The event will see a number of local dignitaries, including Beach FM’s Rebecca Barton in the emcee spot.
“For many years we’ve been in awe of our furry friends out east,” said Barton. “In Nova Scotia, the famous Shubenacadie Sam has been prognosticating for years, and arguably the most famous Canadian Groundhog, Ontario’s Wiarton Willie, continues to make us smile no matter what the prediction.
“We are more than excited to add Okanagan Okie to the mix of adorable rodents. As a fan of winter, I am hoping Okie sees his shadow and runs back into his den, and we can enjoy six more weeks of cozy, snowy nights.”

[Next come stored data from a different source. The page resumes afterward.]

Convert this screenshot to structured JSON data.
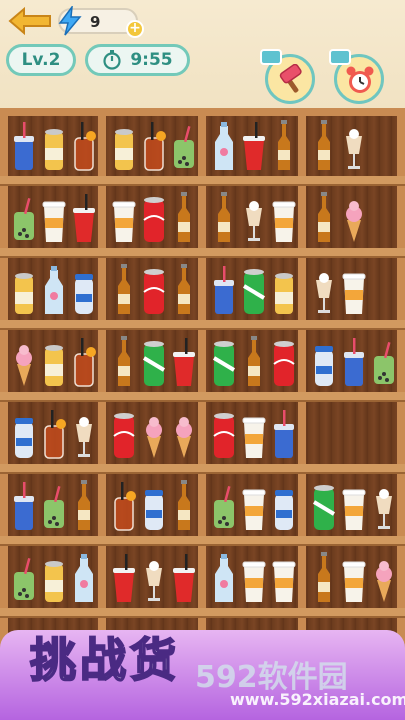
{
  "hud": {
    "energy_count": "9",
    "energy_plus": "+",
    "level": "Lv.2",
    "timer": "9:55"
  },
  "banner": {
    "title": "挑战货",
    "watermark": "592软件园",
    "watermark_url": "www.592xiazai.com"
  },
  "colors": {
    "accent_teal": "#73c9b9",
    "shelf_wood": "#c98b52",
    "banner_purple": "#b564e0"
  },
  "rows": [
    [
      "soda-cup-blue",
      "juice-can",
      "orange-jar",
      "juice-can",
      "orange-jar",
      "matcha-cup",
      "milk-bottle",
      "red-cup",
      "beer-bottle",
      "beer-bottle",
      "latte-glass"
    ],
    [
      "matcha-cup",
      "coffee-cup",
      "red-cup",
      "coffee-cup",
      "cola-can",
      "beer-bottle",
      "beer-bottle",
      "latte-glass",
      "coffee-cup",
      "beer-bottle",
      "icecream-cone"
    ],
    [
      "juice-can",
      "milk-bottle",
      "milk-jar",
      "beer-bottle",
      "cola-can",
      "beer-bottle",
      "soda-cup-blue",
      "green-can",
      "juice-can",
      "latte-glass",
      "coffee-cup"
    ],
    [
      "icecream-cone",
      "juice-can",
      "orange-jar",
      "beer-bottle",
      "green-can",
      "red-cup",
      "green-can",
      "beer-bottle",
      "cola-can",
      "milk-jar",
      "soda-cup-blue",
      "matcha-cup"
    ],
    [
      "milk-jar",
      "orange-jar",
      "latte-glass",
      "cola-can",
      "icecream-cone",
      "icecream-cone",
      "cola-can",
      "coffee-cup",
      "soda-cup-blue"
    ],
    [
      "soda-cup-blue",
      "matcha-cup",
      "beer-bottle",
      "orange-jar",
      "milk-jar",
      "beer-bottle",
      "matcha-cup",
      "coffee-cup",
      "milk-jar",
      "green-can",
      "coffee-cup",
      "latte-glass"
    ],
    [
      "matcha-cup",
      "juice-can",
      "milk-bottle",
      "red-cup",
      "latte-glass",
      "red-cup",
      "milk-bottle",
      "coffee-cup",
      "coffee-cup",
      "beer-bottle",
      "coffee-cup",
      "icecream-cone"
    ]
  ]
}
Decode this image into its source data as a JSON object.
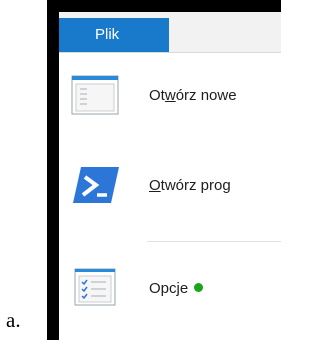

On the flip side of that sentiment is ABNC manager Cheryl Hood, who is ready to see an end to the snowfall.
“We’re looking forward to the grassland animals renewing their spring and summer activity,” said Hood. “We’re ready to put away the toques and fur boots, and there’s a bit of a wager here now. If Okie sees a shadow I might owe Rebecca a lot of coffee for the next while.”
ABNC plans to hold a 50/50 draw for people to estimate the date and time the first Marmot emerges at ABNC this spring.
“There’s no doubt folks in the Okanagan are better acquainted with the marmot than most,” said Hood. “Many people tolerate their antics and get a chuckle from these ground-dweller’s antics. They indeed burrow but are also a key food source for other grassland animals including raptors and coyotes.”
ABNC organizers and volunteers will prepare the grassland theatre so people get a good view of Okie looking for a shadow outside the Marmot City burrow. In winter, marmots’ heart rates drop to about three-to-six beats
They wake periodically to move and get warm, then return to a state of torpor (physical or mental anxiety; lethargy). They also go into deeper burrows, some up to 20 feet deep in winter.
On Feb. 2, the public is welcome to visit the Allan Brooks Nature Centre off Commonage Road to get a first-hand look at Okie’s prediction.